Yayasan Sabilillah, sebuah organisasi sosial beranggotakan mayoritas kader Nahdlatul Ulama (NU) Jawa Timur, menggelar seminar polemik rokok konvensional dengan tema sosialisasi rekomendasi NU tentang produk tembakau alternatif.
Pengurus Koalisi Indonesia Bebas Tar (KABAR), Ariyo Bimmo yang menjadi salah satu pembicara dalam seminar tersebut menyampaikan bahwa sebenarnya seharusnya regulasi tembakau konvensional (rokok) dengan tembakau alternatif (vape atau vaporizer) perlu dibedakan karena selama ini “menumpang”. Menurut Ariyo, produk tembakau alternatif merupakan kemajuan teknologi yang bisa mengurangi dampak akibat merokok.
“Sisi negatif merokok itu sebenarnya ada zat yang sangat berbahaya di dalam rokok itu, namanya Tar. Sedangkan di dalam produk tembakau alternatif itu tidak ditemukan Tar, sehingga dari sisi kesehatan tentunya akan lebih baik,” tutur Ariyo.
Ariyo mengatakan, diskusi ini berusaha menghadirkan regulasi sendiri tentang tembakau alternatif karena selama ini menumpang pada rokok. Padahal, vape risikonya lebih rendah dibandingkan risiko dari rokok yang lebih tinggi.
Halimi dari Forum Musyawarah Pondok Pesantren Jawa dan Madura (FMPP) menambahkan bahwa pihaknya juga telah melakukan pertemuan secara intens membahas mengenai masalah ini. Halimi berpendapat bahwa selama ini informasi yang tersedia tentang risiko produk tembakau alternatif masih simpang siur, ada yang mengatakan tetap beresiko dan ada yang mengatakan risikonya lebih rendah.

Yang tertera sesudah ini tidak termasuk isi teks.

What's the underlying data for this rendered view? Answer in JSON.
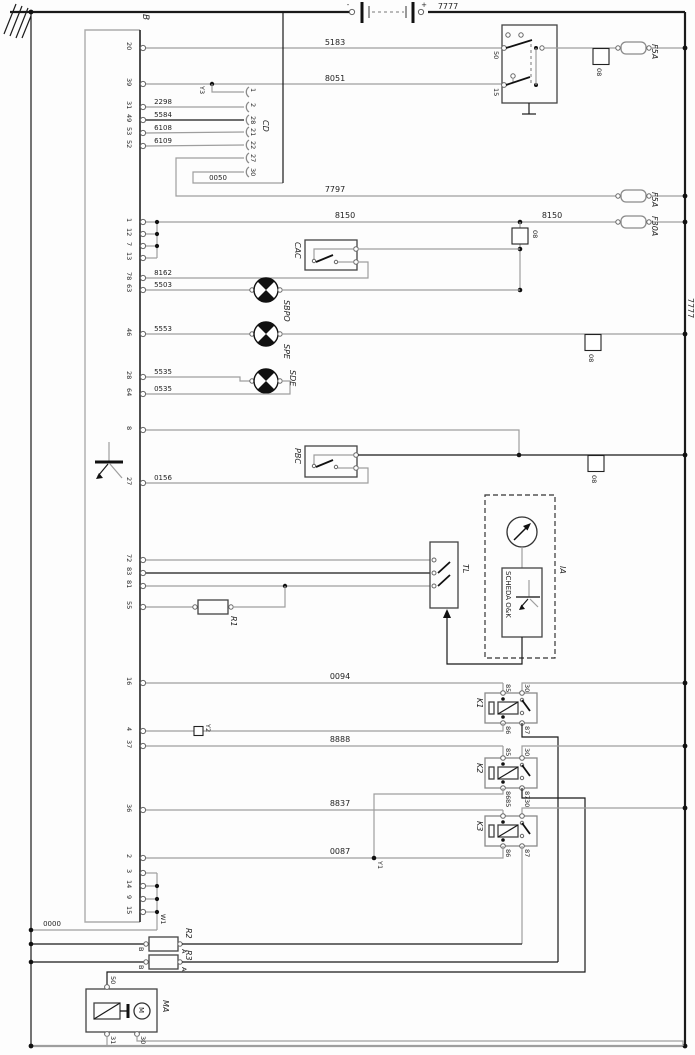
{
  "power": {
    "battery_minus": "-",
    "battery_plus": "+",
    "wire_7777_top": "7777",
    "bus_7777_side": "7777"
  },
  "ignition_switch": {
    "pin_50": "50",
    "pin_15": "15"
  },
  "fuses": {
    "f5a_top": "F5A",
    "f5a_mid": "F5A",
    "f30a": "F30A"
  },
  "ground_square_label": "08",
  "junctions": {
    "y1": "Y1",
    "y2": "Y2",
    "y3": "Y3",
    "w1": "W1"
  },
  "connector_b": {
    "label": "B",
    "pins": {
      "p20": "20",
      "p39": "39",
      "p31": "31",
      "p49": "49",
      "p53": "53",
      "p52": "52",
      "p1": "1",
      "p12": "12",
      "p7": "7",
      "p13": "13",
      "p78": "78",
      "p63": "63",
      "p46": "46",
      "p28": "28",
      "p64": "64",
      "p8": "8",
      "p27": "27",
      "p72": "72",
      "p83": "83",
      "p81": "81",
      "p55": "55",
      "p16": "16",
      "p4": "4",
      "p37": "37",
      "p36": "36",
      "p2": "2",
      "p3": "3",
      "p14": "14",
      "p9": "9",
      "p15": "15"
    }
  },
  "connector_cd": {
    "label": "CD",
    "pins": {
      "a": "1",
      "b": "2",
      "c": "28",
      "d": "21",
      "e": "22",
      "f": "27",
      "g": "30"
    }
  },
  "wire_numbers": {
    "w5183": "5183",
    "w8051": "8051",
    "w2298": "2298",
    "w5584": "5584",
    "w6108": "6108",
    "w6109": "6109",
    "w0050": "0050",
    "w7797": "7797",
    "w8150": "8150",
    "w8162": "8162",
    "w5503": "5503",
    "w5553": "5553",
    "w5535": "5535",
    "w0535": "0535",
    "w0156": "0156",
    "w0094": "0094",
    "w8888": "8888",
    "w8837": "8837",
    "w0087": "0087",
    "w0000": "0000"
  },
  "components": {
    "cac": "CAC",
    "sbpo": "SBPO",
    "spe": "SPE",
    "sde": "SDE",
    "pbc": "PBC",
    "tl": "TL",
    "ia": "IA",
    "scheda": "SCHEDA  O&K",
    "r1": "R1",
    "r2": "R2",
    "r3": "R3",
    "ma": "MA",
    "motor_m": "M"
  },
  "relays": {
    "k1": "K1",
    "k2": "K2",
    "k3": "K3",
    "pin_85": "85",
    "pin_86": "86",
    "pin_30": "30",
    "pin_87": "87"
  },
  "resistor_terminals": {
    "a": "A",
    "b": "B"
  },
  "starter_pins": {
    "p50": "50",
    "p31": "31",
    "p30": "30"
  },
  "colors": {
    "wire_gray": "#9e9e9e",
    "wire_black": "#1a1a1a",
    "frame_gray": "#aaaaaa"
  }
}
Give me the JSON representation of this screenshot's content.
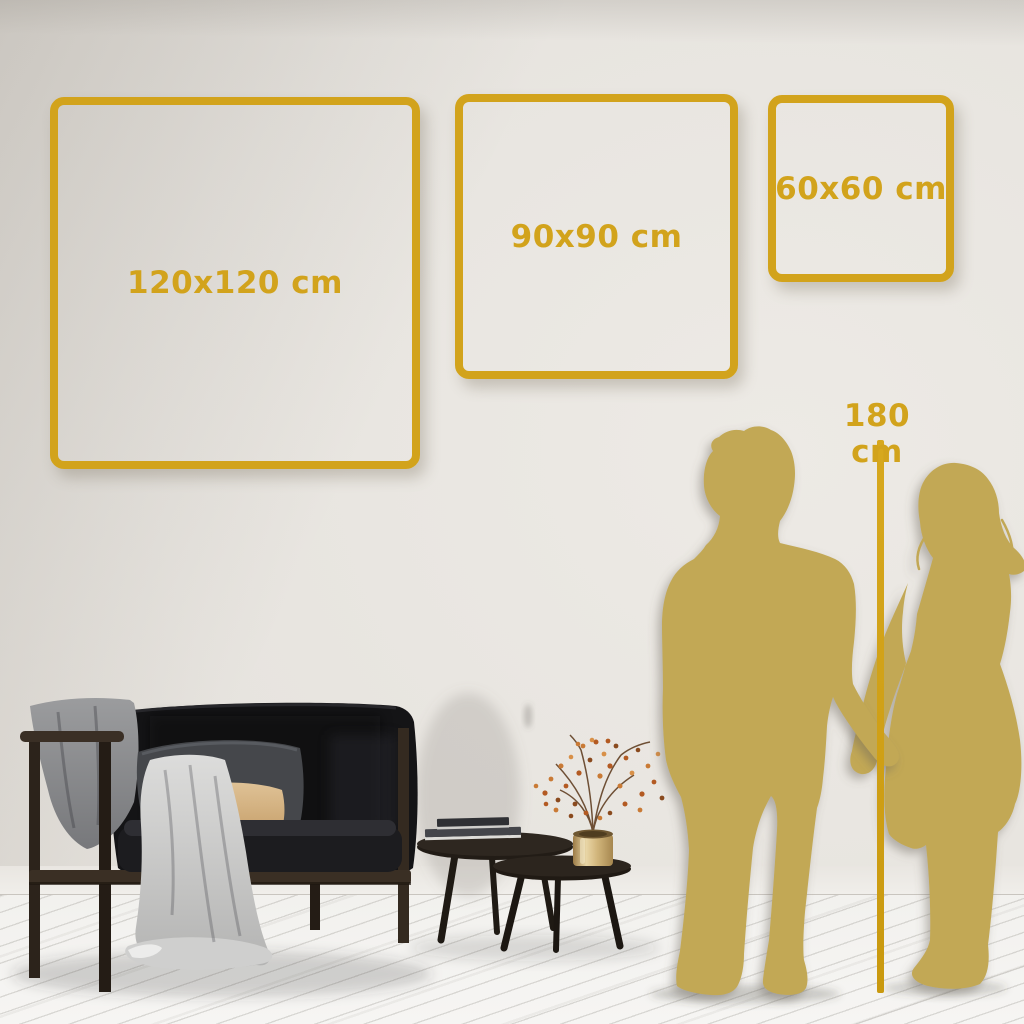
{
  "theme": {
    "accent_gold": "#D2A31C",
    "ruler_gold": "#C9990F",
    "silhouette_gold": "#C2A855",
    "wall_light": "#EDEAE5",
    "wall_dark": "#D2CEC8",
    "floor_light": "#F4F3F1"
  },
  "size_frames": [
    {
      "label": "120x120 cm",
      "width_cm": 120,
      "height_cm": 120
    },
    {
      "label": "90x90 cm",
      "width_cm": 90,
      "height_cm": 90
    },
    {
      "label": "60x60 cm",
      "width_cm": 60,
      "height_cm": 60
    }
  ],
  "height_reference": {
    "label": "180 cm",
    "value_cm": 180
  }
}
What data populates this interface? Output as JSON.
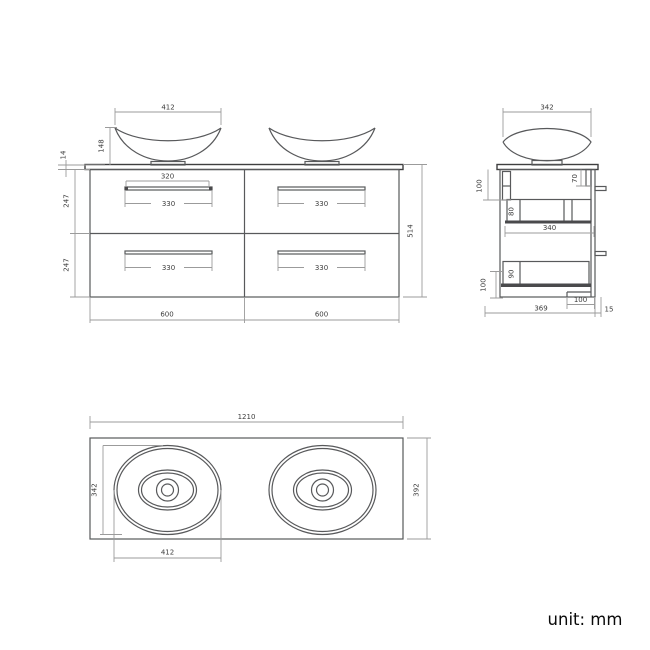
{
  "front_view": {
    "basin_width": "412",
    "basin_height": "148",
    "countertop_thickness": "14",
    "drawer_row_top_height": "247",
    "drawer_row_bottom_height": "247",
    "total_height": "514",
    "left_cabinet_width": "600",
    "right_cabinet_width": "600",
    "handle_span": "320",
    "handle_width_tl": "330",
    "handle_width_tr": "330",
    "handle_width_bl": "330",
    "handle_width_br": "330"
  },
  "side_view": {
    "basin_depth": "342",
    "top_bracket_height": "100",
    "back_bracket_height": "70",
    "upper_drawer_side_height": "80",
    "internal_depth": "340",
    "lower_drawer_side_height": "90",
    "bottom_bracket_height": "100",
    "recess_depth": "100",
    "cabinet_depth": "369",
    "back_offset": "15"
  },
  "plan_view": {
    "total_width": "1210",
    "basin_depth": "342",
    "countertop_depth": "392",
    "basin_width": "412"
  },
  "footer": {
    "unit_label": "unit: mm"
  },
  "colors": {
    "object_line": "#58595b",
    "dimension_line": "#9b9b9b",
    "text": "#3d3d3d",
    "background": "#ffffff"
  }
}
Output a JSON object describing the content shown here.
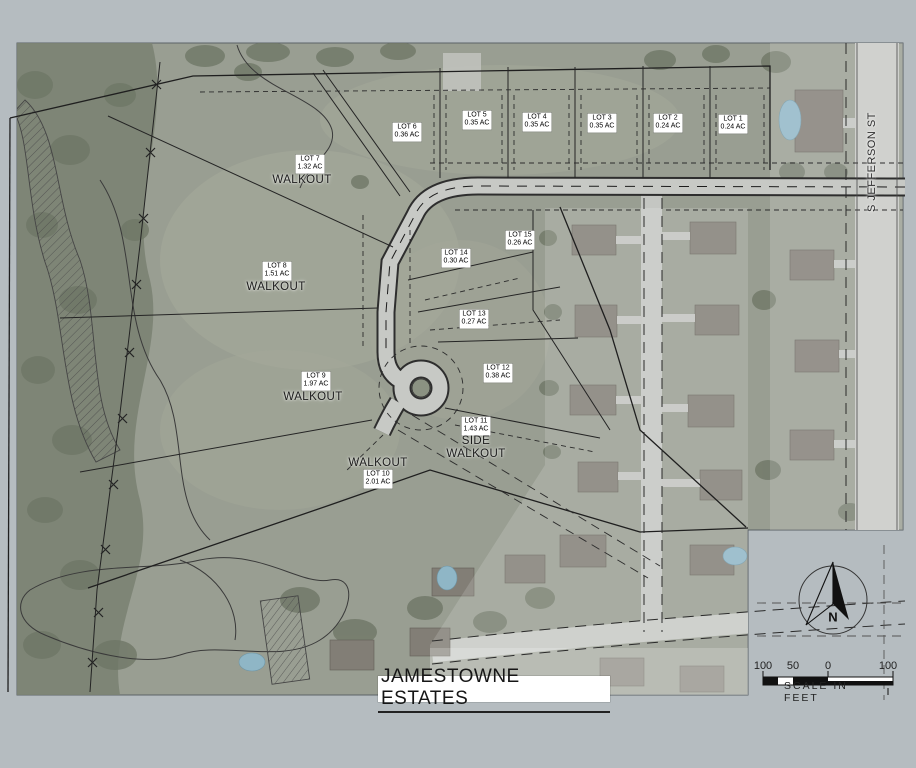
{
  "map": {
    "title": "JAMESTOWNE ESTATES",
    "street_label": "S JEFFERSON ST",
    "compass_label": "N",
    "scale_bar": {
      "labels": [
        "100",
        "50",
        "0",
        "100"
      ],
      "caption": "SCALE IN FEET"
    },
    "lots": [
      {
        "name": "LOT 1",
        "area": "0.24 AC"
      },
      {
        "name": "LOT 2",
        "area": "0.24 AC"
      },
      {
        "name": "LOT 3",
        "area": "0.35 AC"
      },
      {
        "name": "LOT 4",
        "area": "0.35 AC"
      },
      {
        "name": "LOT 5",
        "area": "0.35 AC"
      },
      {
        "name": "LOT 6",
        "area": "0.36 AC"
      },
      {
        "name": "LOT 7",
        "area": "1.32 AC",
        "note": "WALKOUT"
      },
      {
        "name": "LOT 8",
        "area": "1.51 AC",
        "note": "WALKOUT"
      },
      {
        "name": "LOT 9",
        "area": "1.97 AC",
        "note": "WALKOUT"
      },
      {
        "name": "LOT 10",
        "area": "2.01 AC",
        "note": "WALKOUT"
      },
      {
        "name": "LOT 11",
        "area": "1.43 AC",
        "note": "SIDE WALKOUT"
      },
      {
        "name": "LOT 12",
        "area": "0.38 AC"
      },
      {
        "name": "LOT 13",
        "area": "0.27 AC"
      },
      {
        "name": "LOT 14",
        "area": "0.30 AC"
      },
      {
        "name": "LOT 15",
        "area": "0.26 AC"
      }
    ]
  },
  "colors": {
    "background": "#b5bcc0",
    "photo_base": "#999e92",
    "woods": "#7b8273",
    "road": "#c7c9c5",
    "linework": "#1f1f1f",
    "pool": "#8fb6c6",
    "label_background": "#ffffff"
  }
}
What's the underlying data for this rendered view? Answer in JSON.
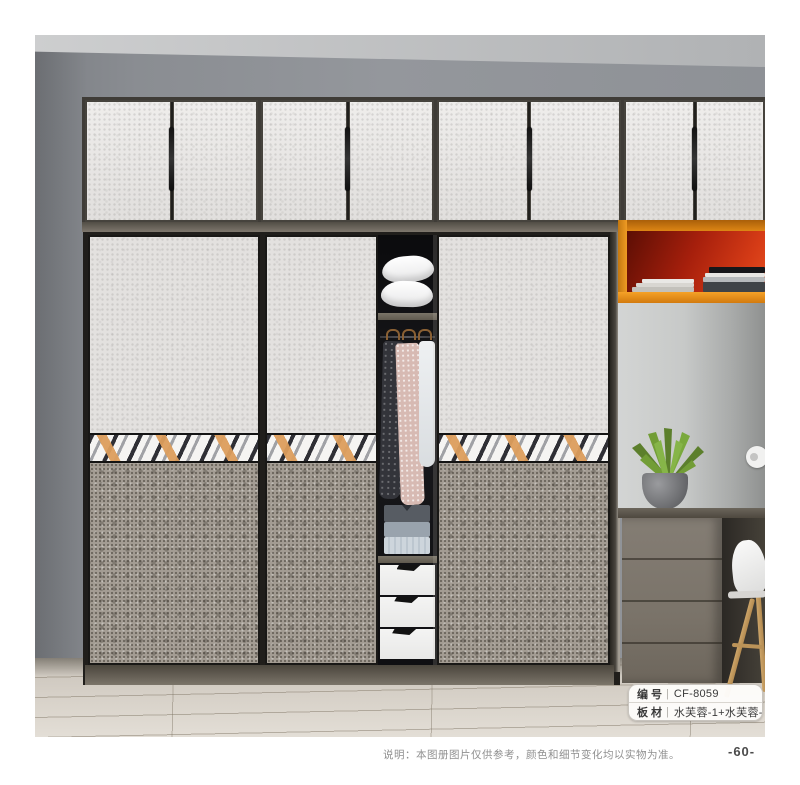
{
  "badges": {
    "separator": "|",
    "rows": [
      {
        "label": "编号",
        "value": "CF-8059"
      },
      {
        "label": "板材",
        "value": "水芙蓉-1+水芙蓉-3"
      }
    ]
  },
  "footer": {
    "disclaimer": "说明：本图册图片仅供参考，颜色和细节变化均以实物为准。",
    "page_number": "-60-"
  },
  "palette": {
    "accent_orange": "#e8901e",
    "niche_red": "#c2270f",
    "deco_strip_orange": "#dd9e5c",
    "door_light_texture": "#e8e6e4",
    "door_dark_texture": "#a39c93",
    "wall_gray": "#8d9095"
  }
}
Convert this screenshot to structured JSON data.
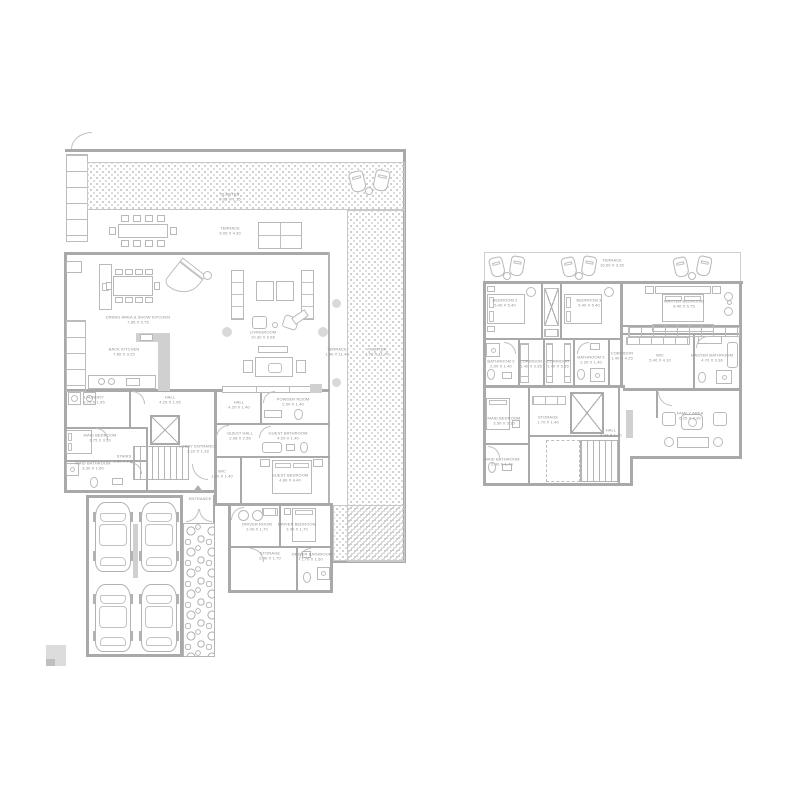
{
  "drawing_type": "residential floor plans, two levels side by side",
  "colors": {
    "wall": "#a9a9a9",
    "line": "#b9b9b9",
    "text": "#8f8f8f",
    "stipple": "#c9c9c9"
  },
  "floor1": {
    "labels": {
      "planter_top": {
        "name": "PLANTER",
        "dims": "9.05 X 1.15"
      },
      "terrace_top": {
        "name": "TERRACE",
        "dims": "9.05 X 4.30"
      },
      "terrace_right": {
        "name": "TERRACE",
        "dims": "1.40 X 11.40"
      },
      "planter_right": {
        "name": "PLANTER",
        "dims": "1.70 X 11.70"
      },
      "dining": {
        "name": "DINING AREA & SHOW KITCHEN",
        "dims": "7.85 X 5.75"
      },
      "livingroom": {
        "name": "LIVINGROOM",
        "dims": "10.30 X 9.65"
      },
      "back_kitchen": {
        "name": "BACK KITCHEN",
        "dims": "7.80 X 3.25"
      },
      "laundry": {
        "name": "LAUNDRY",
        "dims": "3.70 X 1.95"
      },
      "hall_a": {
        "name": "HALL",
        "dims": "4.25 X 1.95"
      },
      "maid_bedroom": {
        "name": "MAID BEDROOM",
        "dims": "3.75 X 3.50"
      },
      "maid_bathroom": {
        "name": "MAID BATHROOM",
        "dims": "3.30 X 1.60"
      },
      "stairs": {
        "name": "STAIRS",
        "dims": "1.30 X 2.60"
      },
      "lobby": {
        "name": "LOBBY ENTRANCE",
        "dims": "3.10 X 1.28"
      },
      "hall_b": {
        "name": "HALL",
        "dims": "4.20 X 1.40"
      },
      "powder": {
        "name": "POWDER ROOM",
        "dims": "2.00 X 1.40"
      },
      "guest_hall": {
        "name": "GUEST HALL",
        "dims": "2.08 X 2.56"
      },
      "guest_bath": {
        "name": "GUEST BATHROOM",
        "dims": "4.20 X 1.40"
      },
      "wic": {
        "name": "WIC",
        "dims": "1.60 X 1.40"
      },
      "guest_bedroom": {
        "name": "GUEST BEDROOM",
        "dims": "4.80 X 4.40"
      },
      "driver_room": {
        "name": "DRIVER ROOM",
        "dims": "2.40 X 1.70"
      },
      "driver_bedroom": {
        "name": "DRIVER BEDROOM",
        "dims": "2.40 X 1.70"
      },
      "storage": {
        "name": "STORAGE",
        "dims": "2.40 X 1.70"
      },
      "driver_bath": {
        "name": "DRIVER BATHROOM",
        "dims": "1.70 X 1.50"
      },
      "entrance": {
        "name": "ENTRANCE"
      }
    }
  },
  "floor2": {
    "labels": {
      "terrace": {
        "name": "TERRACE",
        "dims": "16.60 X 3.35"
      },
      "bedroom2": {
        "name": "BEDROOM 2",
        "dims": "5.40 X 5.40"
      },
      "bedroom3": {
        "name": "BEDROOM 3",
        "dims": "5.40 X 5.40"
      },
      "master": {
        "name": "MASTER BEDROOM",
        "dims": "6.40 X 5.75"
      },
      "bathroom2": {
        "name": "BATHROOM 2",
        "dims": "2.00 X 1.40"
      },
      "corridor_a": {
        "name": "CORRIDOR",
        "dims": "1.40 X 3.35"
      },
      "corridor_b": {
        "name": "CORRIDOR",
        "dims": "1.40 X 3.35"
      },
      "bathroom3": {
        "name": "BATHROOM 3",
        "dims": "2.20 X 1.40"
      },
      "corridor_c": {
        "name": "CORRIDOR",
        "dims": "1.40 X 4.25"
      },
      "wic": {
        "name": "WIC",
        "dims": "5.40 X 4.10"
      },
      "master_bath": {
        "name": "MASTER BATHROOM",
        "dims": "4.70 X 3.36"
      },
      "maid_bedroom": {
        "name": "MAID BEDROOM",
        "dims": "3.50 X 3.10"
      },
      "maid_bathroom": {
        "name": "MAID BATHROOM",
        "dims": "2.40 X 1.70"
      },
      "storage": {
        "name": "STORAGE",
        "dims": "1.70 X 1.40"
      },
      "hall": {
        "name": "HALL",
        "dims": "2.42 X 1.70"
      },
      "family": {
        "name": "FAMILY AREA",
        "dims": "6.25 X 4.30"
      }
    }
  }
}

Oleh karena itu, Halimi mendorong adanya regulasi khusus tentang produk tembakau alternatif. Hal ini agar peredarannya bisa lebih diawasi dan agar bisa diproduksi secara lebih massal serta mengantisipasi harga produk vaping yang selama ini dikeluhkan oleh masyarakat dikarenakan harga cukai yang cukup tinggi.